Ha mai avuto, a diciott’anni, una "crisi esistenziale"?

"È una crisi che hanno tutti, anche i giovani animali. Quando da oggetto di cura da parte di chi li ha generati, uomo o gatto, si ritrovano a dover vivere in proprio, senza più assistenza economica e affettiva, la crisi è inevitabile. Molti uccelli non riescono neppure a volare quando sono buttati fuori dal nido, e saltellano qua e là, magari finiscono in bocca al gatto o nelle mani di un bambino che li fa morire. È un passaggio pericoloso per tutti. Ma se per un animale la crisi è soltanto di sopravvivenza, un uomo deve anche affrontare problemi morali e intellettuali: nel suo caso la crisi è molto più profonda ed estesa, può talvolta sconvolgere la mente, sviarla da quegli schemi in cui potrebbe trovare una certa stabilità".

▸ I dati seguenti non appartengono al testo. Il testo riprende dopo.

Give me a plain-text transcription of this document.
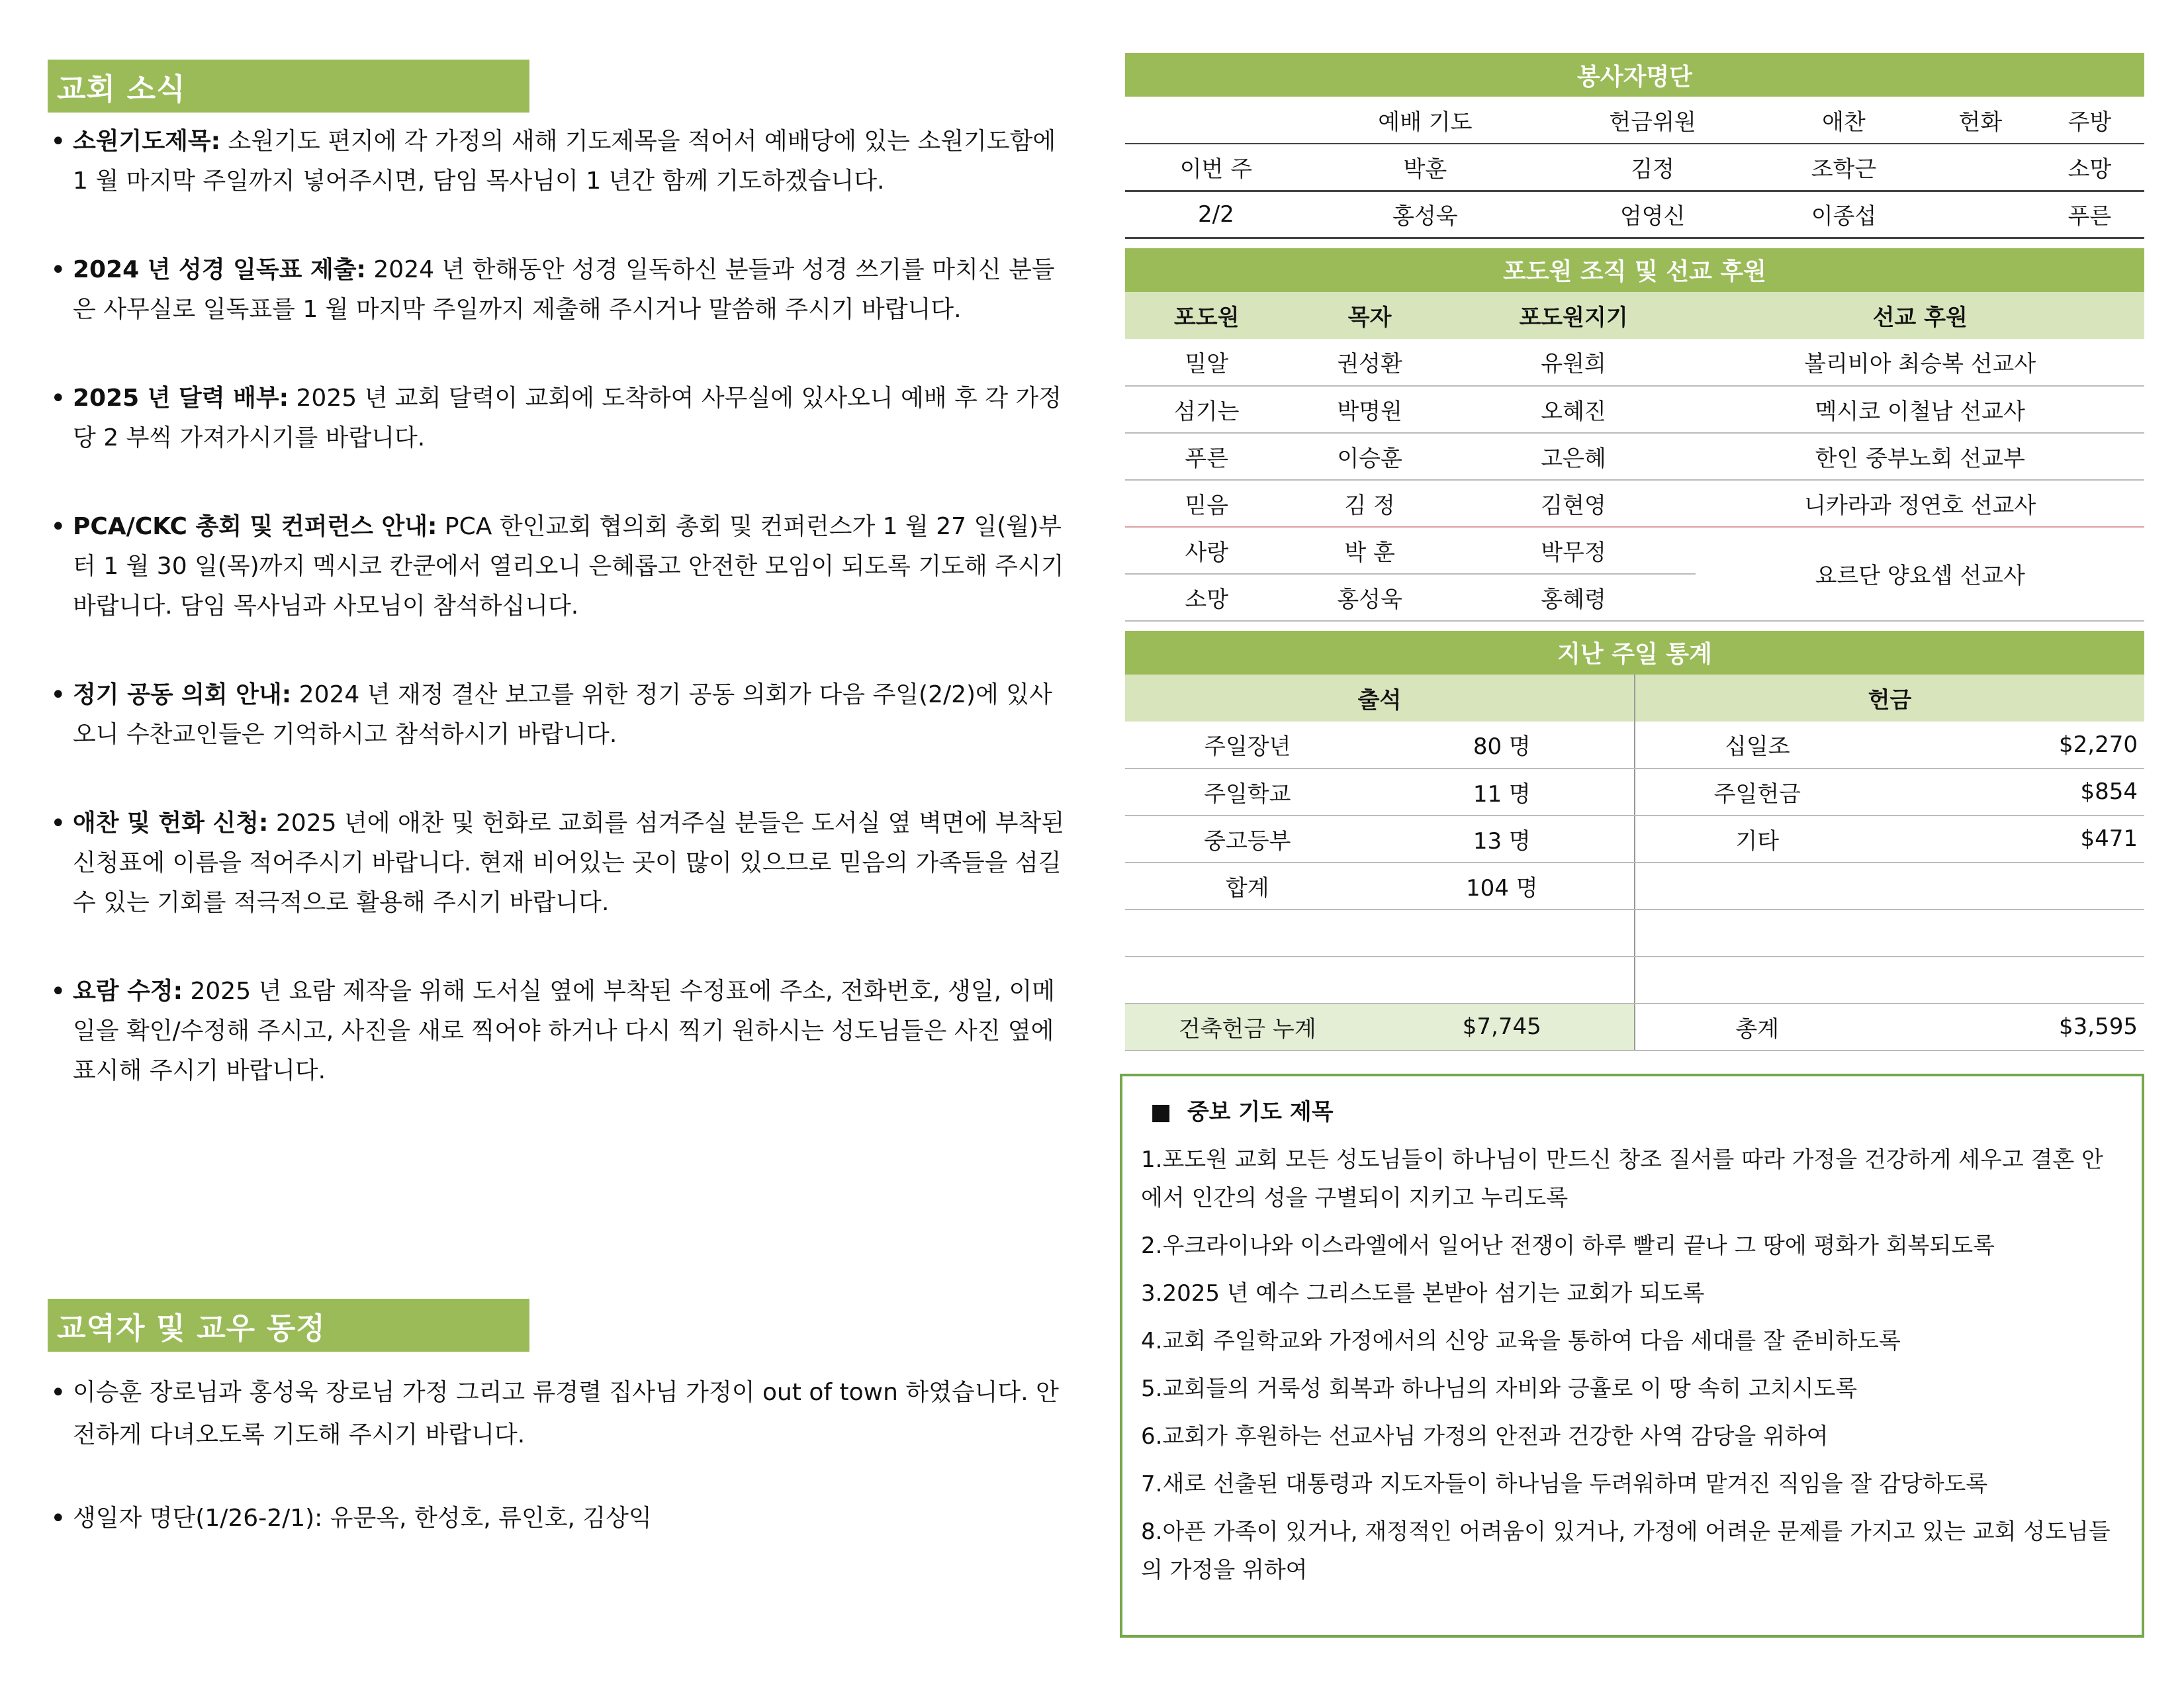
교회 소식
• 소원기도제목: 소원기도 편지에 각 가정의 새해 기도제목을 적어서 예배당에 있는 소원기도함에 1 월 마지막 주일까지 넣어주시면, 담임 목사님이 1 년간 함께 기도하겠습니다.
• 2024 년 성경 일독표 제출: 2024 년 한해동안 성경 일독하신 분들과 성경 쓰기를 마치신 분들은 사무실로 일독표를 1 월 마지막 주일까지 제출해 주시거나 말씀해 주시기 바랍니다.
• 2025 년 달력 배부: 2025 년 교회 달력이 교회에 도착하여 사무실에 있사오니 예배 후 각 가정 당 2 부씩 가져가시기를 바랍니다.
• PCA/CKC 총회 및 컨퍼런스 안내: PCA 한인교회 협의회 총회 및 컨퍼런스가 1 월 27 일(월)부터 1 월 30 일(목)까지 멕시코 칸쿤에서 열리오니 은혜롭고 안전한 모임이 되도록 기도해 주시기 바랍니다. 담임 목사님과 사모님이 참석하십니다.
• 정기 공동 의회 안내: 2024 년 재정 결산 보고를 위한 정기 공동 의회가 다음 주일(2/2)에 있사오니 수찬교인들은 기억하시고 참석하시기 바랍니다.
• 애찬 및 헌화 신청: 2025 년에 애찬 및 헌화로 교회를 섬겨주실 분들은 도서실 옆 벽면에 부착된 신청표에 이름을 적어주시기 바랍니다. 현재 비어있는 곳이 많이 있으므로 믿음의 가족들을 섬길 수 있는 기회를 적극적으로 활용해 주시기 바랍니다.
• 요람 수정: 2025 년 요람 제작을 위해 도서실 옆에 부착된 수정표에 주소, 전화번호, 생일, 이메일을 확인/수정해 주시고, 사진을 새로 찍어야 하거나 다시 찍기 원하시는 성도님들은 사진 옆에 표시해 주시기 바랍니다.
교역자 및 교우 동정
• 이승훈 장로님과 홍성욱 장로님 가정 그리고 류경렬 집사님 가정이 out of town 하였습니다. 안전하게 다녀오도록 기도해 주시기 바랍니다.
• 생일자 명단(1/26-2/1): 유문옥, 한성호, 류인호, 김상익
봉사자명단
	예배 기도	헌금위원	애찬	헌화	주방
이번 주	박훈	김정	조학근		소망
2/2	홍성욱	엄영신	이종섭		푸른
포도원 조직 및 선교 후원
포도원	목자	포도원지기	선교 후원
밀알	권성환	유원희	볼리비아 최승복 선교사
섬기는	박명원	오혜진	멕시코 이철남 선교사
푸른	이승훈	고은혜	한인 중부노회 선교부
믿음	김 정	김현영	니카라과 정연호 선교사
사랑	박 훈	박무정	요르단 양요셉 선교사
소망	홍성욱	홍혜령	
지난 주일 통계
출석		헌금	
주일장년	80 명	십일조	$2,270
주일학교	11 명	주일헌금	$854
중고등부	13 명	기타	$471
합계	104 명		

건축헌금 누계	$7,745	총계	$3,595
■ 중보 기도 제목

1.포도원 교회 모든 성도님들이 하나님이 만드신 창조 질서를 따라 가정을 건강하게 세우고 결혼 안에서 인간의 성을 구별되이 지키고 누리도록

2.우크라이나와 이스라엘에서 일어난 전쟁이 하루 빨리 끝나 그 땅에 평화가 회복되도록

3.2025 년 예수 그리스도를 본받아 섬기는 교회가 되도록

4.교회 주일학교와 가정에서의 신앙 교육을 통하여 다음 세대를 잘 준비하도록

5.교회들의 거룩성 회복과 하나님의 자비와 긍휼로 이 땅 속히 고치시도록

6.교회가 후원하는 선교사님 가정의 안전과 건강한 사역 감당을 위하여

7.새로 선출된 대통령과 지도자들이 하나님을 두려워하며 맡겨진 직임을 잘 감당하도록

8.아픈 가족이 있거나, 재정적인 어려움이 있거나, 가정에 어려운 문제를 가지고 있는 교회 성도님들의 가정을 위하여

Lei aveva questi problemi?

"Anch’io, si capisce".

Quali speranze aveva?

"Mah, nessuna. Avevo fiducia nella vita. Non mi sono mai scoraggiato. Capivo che quelli erano solo stadi di passaggio, dopo sarei emerso. Sentivo di essere assistito da una certa fortuna. Da un momento all’altro avrei infilato la strada giusta".

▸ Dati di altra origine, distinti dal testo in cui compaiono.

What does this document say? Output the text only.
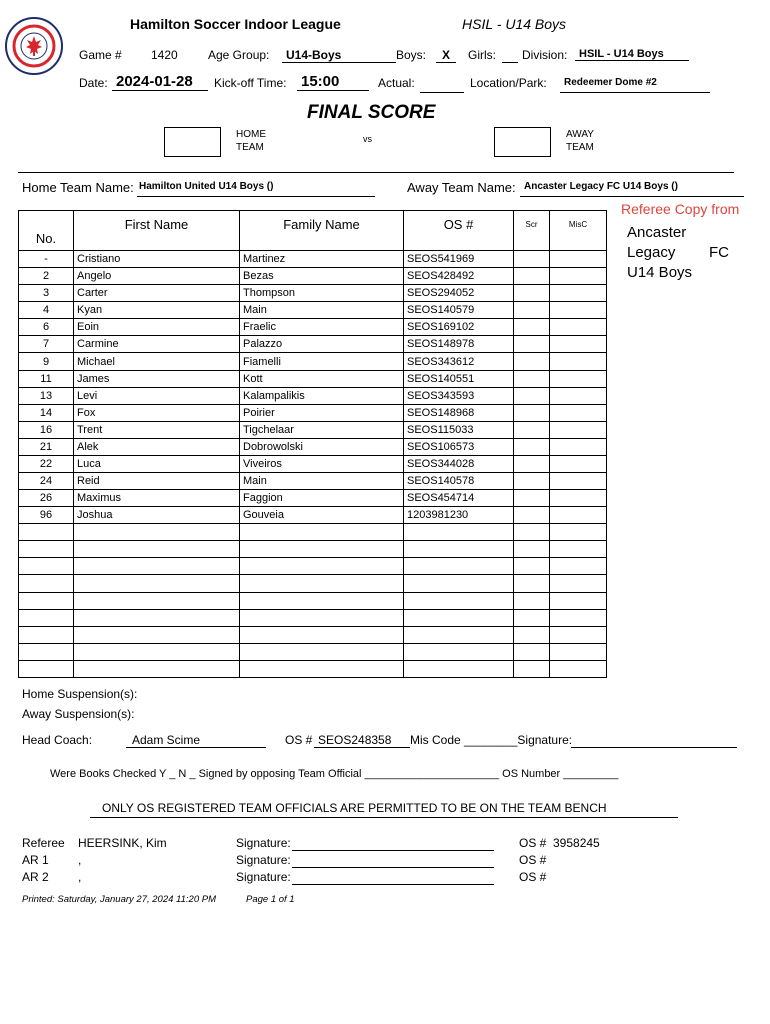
Hamilton Soccer Indoor League	HSIL - U14 Boys
Game # 1420	Age Group:	U14-Boys	Boys:	X	Girls: Division:	HSIL - U14 Boys
Date: 2024-01-28	Kick-off Time: 15:00	Actual:	Location/Park:	Redeemer Dome #2
FINAL SCORE
HOME
TEAM
vs	AWAY
TEAM
Home Team Name: Hamilton United U14 Boys ()	Away Team Name: Ancaster Legacy FC U14 Boys ()
Referee Copy from
Ancaster
Legacy FC
U14 Boys
No.	First Name	Family Name	OS #	Scr	MisC
-	Cristiano	Martinez	SEOS541969		
2	Angelo	Bezas	SEOS428492		
3	Carter	Thompson	SEOS294052		
4	Kyan	Main	SEOS140579		
6	Eoin	Fraelic	SEOS169102		
7	Carmine	Palazzo	SEOS148978		
9	Michael	Fiamelli	SEOS343612		
11	James	Kott	SEOS140551		
13	Levi	Kalampalikis	SEOS343593		
14	Fox	Poirier	SEOS148968		
16	Trent	Tigchelaar	SEOS115033		
21	Alek	Dobrowolski	SEOS106573		
22	Luca	Viveiros	SEOS344028		
24	Reid	Main	SEOS140578		
26	Maximus	Faggion	SEOS454714		
96	Joshua	Gouveia	1203981230		

Home Suspension(s):
Away Suspension(s):
Head Coach:	Adam Scime	OS # SEOS248358	Mis Code ________Signature:
Were Books Checked Y _ N _ Signed by opposing Team Official ______________________ OS Number _________
ONLY OS REGISTERED TEAM OFFICIALS ARE PERMITTED TO BE ON THE TEAM BENCH
Referee HEERSINK, Kim	Signature:	OS # 3958245
AR 1 ,	Signature:	OS #
AR 2 ,	Signature:	OS #
Printed: Saturday, January 27, 2024 11:20 PM	Page 1 of 1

Erano speranze condivise dai suoi coetanei?

"Tutti, più o meno, speravamo qualche cosa. Poi chi è morto in guerra, chi deportato, chi è morto di malattia. Chi però ha fatto fortuna! Uno dei miei compagni d’infanzia è diventato arcivescovo ed è nunzio apostolico in una capitale d’Oriente. Un altro è diventato un poeta celebre, Vittorio Sereni. Altri sono diventati professori d’università. Altri hanno fatto strada nel commercio o nell’industria. Un altro è rimasto per tutta la vita in piazza, con la sua edicola, a vendere i giornali. Un altro è diventato capostazione. Un altro è medico".

E le ragazze?

"Per la maggior parte si sono sposate, e anche bene. Qualcuna ha fatto fortuna. Una è finita nelle case di tolleranza, si è autopensionata: ha una casa, figli ormai grandi e dei nipoti. Anche lei, in un certo senso, ha fatto la sua strada".

Lei come si comportava con le ragazze?

"Ero chiuso, timido, un po’ impedito nel comunicare. Il corteggiamento mi era faticoso: avevo il timore di essere sgradito"(...).

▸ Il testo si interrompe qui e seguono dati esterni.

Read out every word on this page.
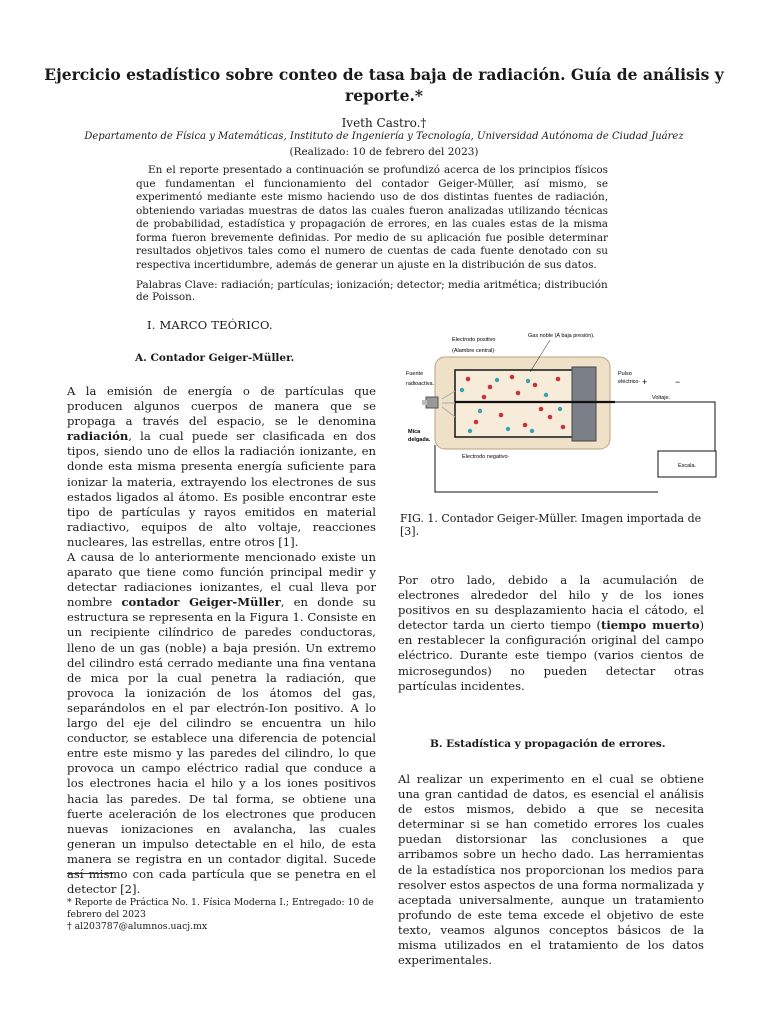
Ejercicio estadístico sobre conteo de tasa baja de radiación. Guía de análisis y reporte.*
Iveth Castro.†
Departamento de Física y Matemáticas, Instituto de Ingeniería y Tecnología, Universidad Autónoma de Ciudad Juárez
(Realizado: 10 de febrero del 2023)

En el reporte presentado a continuación se profundizó acerca de los principios físicos que fundamentan el funcionamiento del contador Geiger-Müller, así mismo, se experimentó mediante este mismo haciendo uso de dos distintas fuentes de radiación, obteniendo variadas muestras de datos las cuales fueron analizadas utilizando técnicas de probabilidad, estadística y propagación de errores, en las cuales estas de la misma forma fueron brevemente definidas. Por medio de su aplicación fue posible determinar resultados objetivos tales como el numero de cuentas de cada fuente denotado con su respectiva incertidumbre, además de generar un ajuste en la distribución de sus datos.

Palabras Clave: radiación; partículas; ionización; detector; media aritmética; distribución de Poisson.
I. MARCO TEÓRICO.
A. Contador Geiger-Müller.

A la emisión de energía o de partículas que producen algunos cuerpos de manera que se propaga a través del espacio, se le denomina radiación, la cual puede ser clasificada en dos tipos, siendo uno de ellos la radiación ionizante, en donde esta misma presenta energía suficiente para ionizar la materia, extrayendo los electrones de sus estados ligados al átomo. Es posible encontrar este tipo de partículas y rayos emitidos en material radiactivo, equipos de alto voltaje, reacciones nucleares, las estrellas, entre otros [1].

A causa de lo anteriormente mencionado existe un aparato que tiene como función principal medir y detectar radiaciones ionizantes, el cual lleva por nombre contador Geiger-Müller, en donde su estructura se representa en la Figura 1. Consiste en un recipiente cilíndrico de paredes conductoras, lleno de un gas (noble) a baja presión. Un extremo del cilindro está cerrado mediante una fina ventana de mica por la cual penetra la radiación, que provoca la ionización de los átomos del gas, separándolos en el par electrón-Ion positivo. A lo largo del eje del cilindro se encuentra un hilo conductor, se establece una diferencia de potencial entre este mismo y las paredes del cilindro, lo que provoca un campo eléctrico radial que conduce a los electrones hacia el hilo y a los iones positivos hacia las paredes. De tal forma, se obtiene una fuerte aceleración de los electrones que producen nuevas ionizaciones en avalancha, las cuales generan un impulso detectable en el hilo, de esta manera se registra en un contador digital. Sucede así mismo con cada partícula que se penetra en el detector [2].

* Reporte de Práctica No. 1. Física Moderna I.; Entregado: 10 de febrero del 2023

† al203787@alumnos.uacj.mx

Electrodo positivo
(Alambre central)·
Gas noble (A baja presión).
Fuente
radioactiva.
Pulso
eléctrico· +	−
Voltaje.
Mica
delgada.
Electrodo negativo·
Escala.
FIG. 1. Contador Geiger-Müller. Imagen importada de [3].

Por otro lado, debido a la acumulación de electrones alrededor del hilo y de los iones positivos en su desplazamiento hacia el cátodo, el detector tarda un cierto tiempo (tiempo muerto) en restablecer la configuración original del campo eléctrico. Durante este tiempo (varios cientos de microsegundos) no pueden detectar otras partículas incidentes.

B. Estadística y propagación de errores.

Al realizar un experimento en el cual se obtiene una gran cantidad de datos, es esencial el análisis de estos mismos, debido a que se necesita determinar si se han cometido errores los cuales puedan distorsionar las conclusiones a que arribamos sobre un hecho dado. Las herramientas de la estadística nos proporcionan los medios para resolver estos aspectos de una forma normalizada y aceptada universalmente, aunque un tratamiento profundo de este tema excede el objetivo de este texto, veamos algunos conceptos básicos de la misma utilizados en el tratamiento de los datos experimentales.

C’era più rassegnazione fra voi giovani?

"Era fatale che il mondo avesse le sue difficoltà, che qualcheduno finisse male, che venisse una guerra dove si moriva come le mosche, ma noi accettavamo queste cose perché erano nella norma, nella logica della vita. Oggi i giovani - ma ormai anche gli anziani - vedono l’avvenire sotto una luce molto più fosca... Si pensi allo sviluppo dell’industria che ha portato alla degradazione dell’ambiente: allora chi si sarebbe mai sognato che un giorno sarebbe mancata l’acqua o che l’aria sarebbe diventata irrespirabile? E poi non c’erano, allora, minacce di guerre atomiche. Per morire in guerra bisognava avere una pallottola in testa, sennò si tornava a casa. Adesso, se ci fosse una guerra, si morirebbe anche restando in cantina in mezzo a due sacchi. È questo che angoscia i giovani e qui è l’unica differenza. L’avvenire sembra un muro di bronzo contro il quale si può perire".